Actually there’s lots of evidence that weight control begins in the kitchen, though exercise matters. As it turns out, the Global Energy Balance Network, helmed by “distinguished scientists,” is funded largely by the Coca-Cola Co.
The Times revealed that the site, gebn.org, is registered to Coca-Cola’s office in Atlanta, with the company listed as the site administrator. Coke, the paper reported, donated $1.5 million last year to launch the organization, and has given founding members, including Blair, close to $4 million for various projects.
Blair and others associated with the organization say their research isn’t being influenced.

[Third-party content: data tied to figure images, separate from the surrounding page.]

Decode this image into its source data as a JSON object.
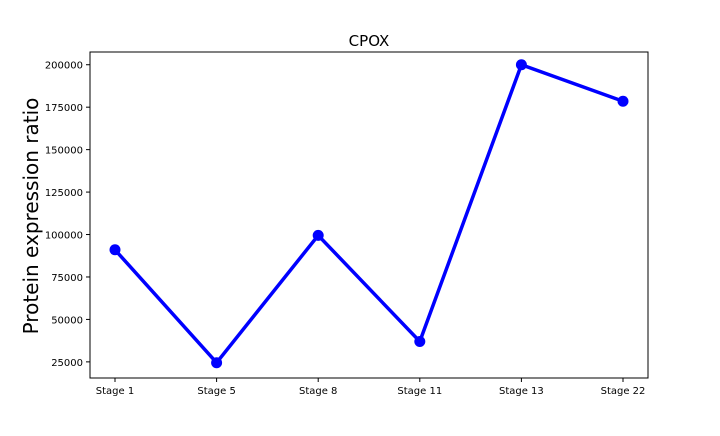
{
  "chart_data": {
    "type": "line",
    "title": "CPOX",
    "xlabel": "",
    "ylabel": "Protein expression ratio",
    "categories": [
      "Stage 1",
      "Stage 5",
      "Stage 8",
      "Stage 11",
      "Stage 13",
      "Stage 22"
    ],
    "series": [
      {
        "values": [
          91000,
          24500,
          99500,
          37000,
          200000,
          178500
        ],
        "color": "#0000ff",
        "marker": "circle"
      }
    ],
    "ylim": [
      15500,
      207500
    ],
    "yticks": [
      25000,
      50000,
      75000,
      100000,
      125000,
      150000,
      175000,
      200000
    ],
    "ytick_labels": [
      "25000",
      "50000",
      "75000",
      "100000",
      "125000",
      "150000",
      "175000",
      "200000"
    ],
    "grid": false,
    "legend": false
  }
}
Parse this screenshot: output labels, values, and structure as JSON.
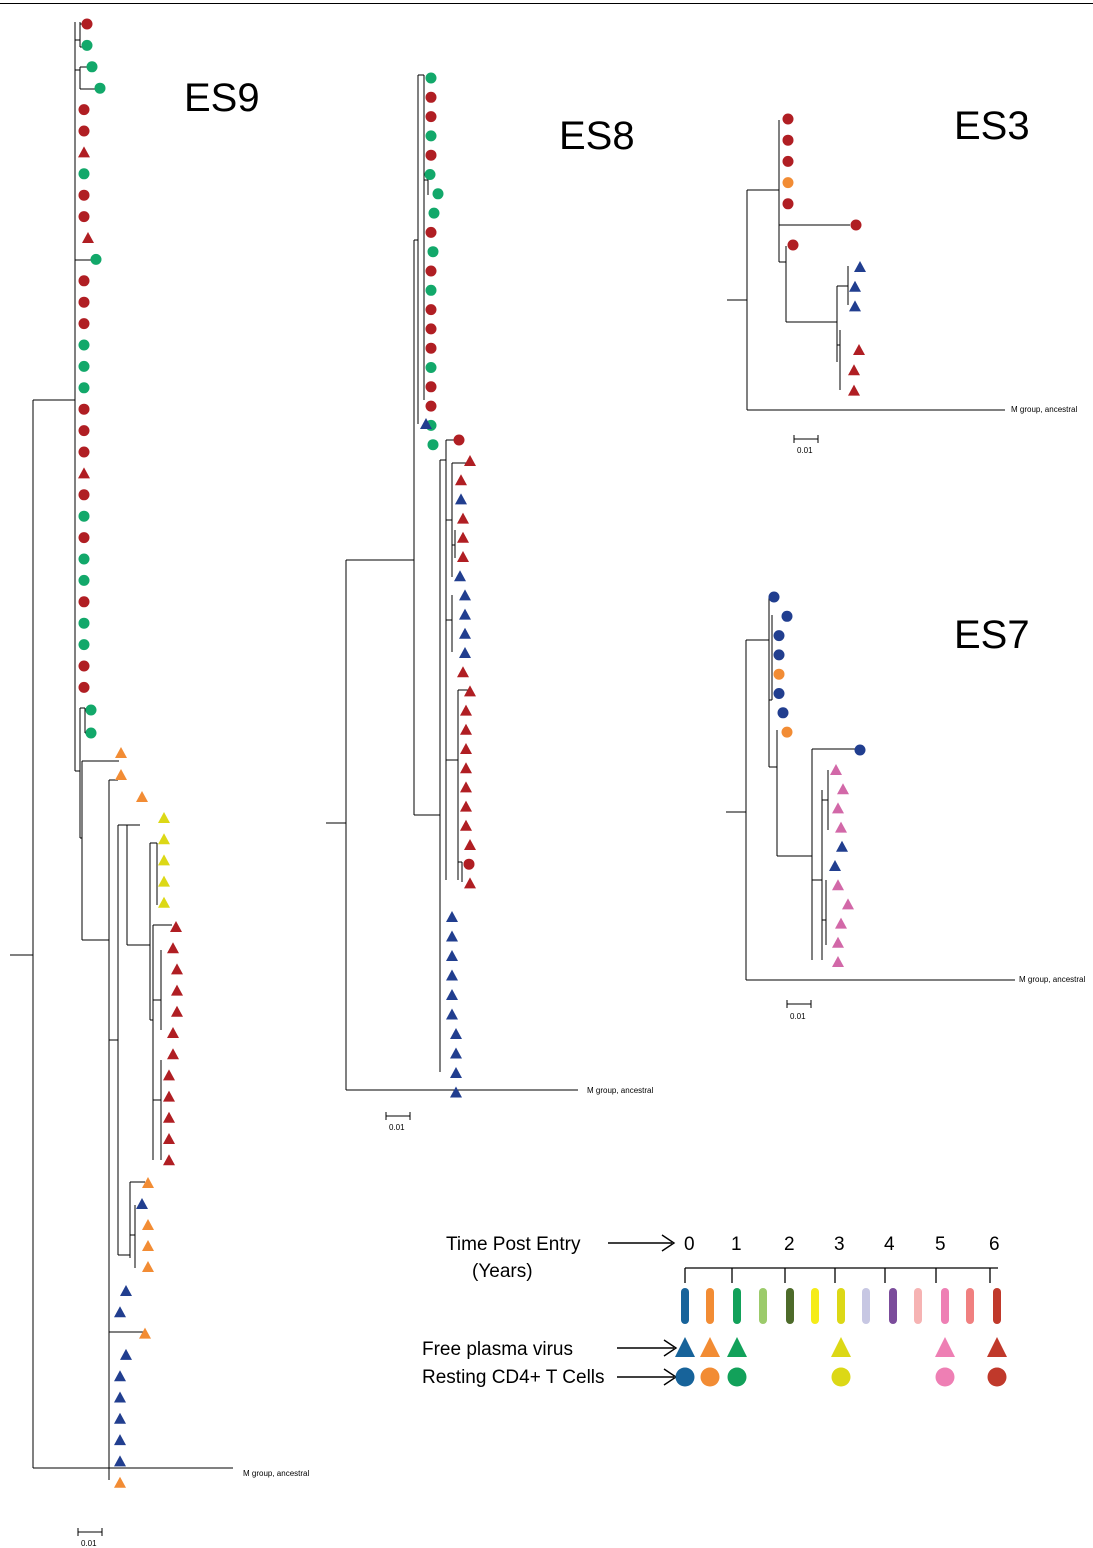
{
  "colors": {
    "red": "#b01e23",
    "green": "#12a86a",
    "orange": "#f28c34",
    "yellow": "#dcd816",
    "blue": "#213e8f",
    "pink": "#d268a8"
  },
  "trees": {
    "es9": {
      "label": "ES9",
      "outgroup": "M group, ancestral",
      "scale": "0.01"
    },
    "es8": {
      "label": "ES8",
      "outgroup": "M group, ancestral",
      "scale": "0.01"
    },
    "es3": {
      "label": "ES3",
      "outgroup": "M group, ancestral",
      "scale": "0.01"
    },
    "es7": {
      "label": "ES7",
      "outgroup": "M group, ancestral",
      "scale": "0.01"
    }
  },
  "legend": {
    "time_title_line1": "Time Post Entry",
    "time_title_line2": "(Years)",
    "years": [
      "0",
      "1",
      "2",
      "3",
      "4",
      "5",
      "6"
    ],
    "swatch_colors": [
      "#17639a",
      "#f28c34",
      "#12a15a",
      "#9ccb6b",
      "#4d6b2a",
      "#f5ec18",
      "#dcd816",
      "#c7c7e3",
      "#7b4c9b",
      "#f6b3b3",
      "#ee7fb4",
      "#f08080",
      "#c0392b"
    ],
    "plasma_label": "Free plasma virus",
    "cells_label": "Resting CD4+ T Cells",
    "plasma_colors": [
      "#17639a",
      "#f28c34",
      "#12a15a",
      "",
      "",
      "",
      "#dcd816",
      "",
      "",
      "",
      "#ee7fb4",
      "",
      "#c0392b"
    ],
    "cells_colors": [
      "#17639a",
      "#f28c34",
      "#12a15a",
      "",
      "",
      "",
      "#dcd816",
      "",
      "",
      "",
      "#ee7fb4",
      "",
      "#c0392b"
    ]
  }
}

But until last week’s press coverage, the website didn’t mention Coca-Cola’s financial support.
Health experts have aggressively urged consumers to cut down on sugary drinks, which in California, have been targeted with local taxes and proposed labeling laws. Such warnings and declining sales of full-calorie sodas are cause for the beverage industry to worry.
Coca-Cola isn’t the only industry player to fight back. Paid industry “experts” have pooh-poohed the links among sugary sodas, obesity and diabetes. Industry lobbyists block health legislation.
Nonetheless, it’s sad to see Coke reduced to blowing smoke on this issue. Habits are changing and the beverage industry should change with them. Evolution should be soda’s new real thing.